商売8
「またやりよりましたな! 阪神タイガース!」
「・・・・」
「あれ? どないしたんです兄貴。嬉しないんですか?」
「あほっ! はしゃいで"食い倒れ人形"道頓堀に放り込むだけが阪神ファンやない!」
「しみじみと感慨にひたっとったんじゃ」
「感慨・・・でっか」
「そや。あのダメ虎がとうとうホンマもんの猛虎になりよったってな」
「そうでんなぁ。変われば変わるもんでんなぁ」
「あの、踏まれても蹴られてもニャアとも鳴かへんかったヘボチームが今では巨人を子ども扱いや」
「ホンマ、強うなりましたなぁ」
「それに引き換え・・・ワシらはどうや?」
「え?・・・」
「こないだの振り込め詐欺では元手も回収できん大赤字」
「・・・・」
「挙句はヤクザに借金までこさえて、こうして地方の温泉宿を転々とする始末」
「な・・・なにが言いたいんです?兄貴」
「・・・潮時や」
「え?」
「ター公。

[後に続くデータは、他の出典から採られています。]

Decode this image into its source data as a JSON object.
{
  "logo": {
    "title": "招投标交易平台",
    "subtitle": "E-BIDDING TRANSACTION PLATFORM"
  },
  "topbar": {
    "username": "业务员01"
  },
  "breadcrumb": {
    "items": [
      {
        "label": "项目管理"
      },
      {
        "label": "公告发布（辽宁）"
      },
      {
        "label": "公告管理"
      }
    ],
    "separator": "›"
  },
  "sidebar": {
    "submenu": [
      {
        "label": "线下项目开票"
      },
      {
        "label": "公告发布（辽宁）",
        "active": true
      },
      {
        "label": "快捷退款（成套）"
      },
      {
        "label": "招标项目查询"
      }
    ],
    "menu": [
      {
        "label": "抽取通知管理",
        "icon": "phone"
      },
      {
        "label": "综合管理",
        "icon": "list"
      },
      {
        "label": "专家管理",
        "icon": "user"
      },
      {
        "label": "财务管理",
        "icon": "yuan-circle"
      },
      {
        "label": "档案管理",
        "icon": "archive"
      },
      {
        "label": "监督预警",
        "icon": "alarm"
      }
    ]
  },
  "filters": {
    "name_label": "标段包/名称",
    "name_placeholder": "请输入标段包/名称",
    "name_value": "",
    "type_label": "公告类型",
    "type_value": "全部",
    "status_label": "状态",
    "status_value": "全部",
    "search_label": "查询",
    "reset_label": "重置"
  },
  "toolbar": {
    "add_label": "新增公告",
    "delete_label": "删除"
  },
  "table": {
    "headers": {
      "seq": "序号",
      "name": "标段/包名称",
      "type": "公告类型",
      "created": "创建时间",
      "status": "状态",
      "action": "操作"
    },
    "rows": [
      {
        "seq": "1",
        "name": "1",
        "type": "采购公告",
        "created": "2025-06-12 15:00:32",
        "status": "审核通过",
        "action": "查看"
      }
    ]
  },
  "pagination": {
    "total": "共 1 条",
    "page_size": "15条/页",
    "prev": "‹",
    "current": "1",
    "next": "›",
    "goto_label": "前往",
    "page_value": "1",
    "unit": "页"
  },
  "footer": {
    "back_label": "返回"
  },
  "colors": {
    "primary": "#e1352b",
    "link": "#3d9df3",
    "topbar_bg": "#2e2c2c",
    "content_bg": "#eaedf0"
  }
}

ワレ、足洗い」
「え?・・・足洗うて・・・」
「ワレはまだ若いさけ、やり直しもきく」
「そ・・・そんなぁ! 兄貴ぃ『まぁ聞かんかい」
「いったんこの世界に入って一度でもええ思いすると、なかなか足が洗えんようになる」
「真面目に働くのがアホらしゅうなるからや」
「そんだけ当たれば儲けはでかい。そやけどなぁ、そんな金はいくら稼いでも身につかん。みんなあぶくゼニや」
「小手先で儲けた金は小手先をも素通りしてしまうんや」
「それになぁ、いくらへ理屈こねても所詮は小悪党。いつかはヘタ打って両手が後ろにまわるんが落ちや」
「どや? そんな人生、送りとうないやろが」
「・・・・」
「わしはホンマ、ワレのため思て・・・なんやワレ、聞いとんのか?」
下を向いたまま肩を震わせているター公。
「な・・・泣いとんのか? ター公」
「兄貴ぃ! 見捨てんといてください! このとおりです!!」
ガバッと突っ伏すター公。
「ホンマに自分、ドジでおっちょこちょいで・・・いつも兄貴の足引っ張ってばかりで・・・」
「そやけどワシ・・・兄貴に見放されたら・・・どないしたらええのかワシ・・・」
しゃくりあげる言葉。
畳の上にぽたぽた落ちる雫。
腕組みしたままま、じっと考え込む兄貴・・・
が。
朝起きると兄貴はいなかった。
ター公の枕元には一通の紹介状と書置きが一言。
"心入れ替えて真面目に働くんやで"
兄貴ぃ・・・
が。
傷心のター公が紹介された先は宿泊中の温泉旅館であった。
支配人は兄貴の紹介状を開くなり青筋立ててこう吐き捨てた。
「なんやあんたら無銭宿泊かいな!」
六日分の宿泊費計14万6200円を請求されたター公は、結局そこで当分の間臨時雇いの皿洗いをやらされるハメになった。
が。
数日後。
ター公の携帯にあの懐かしいダミ声が轟いた。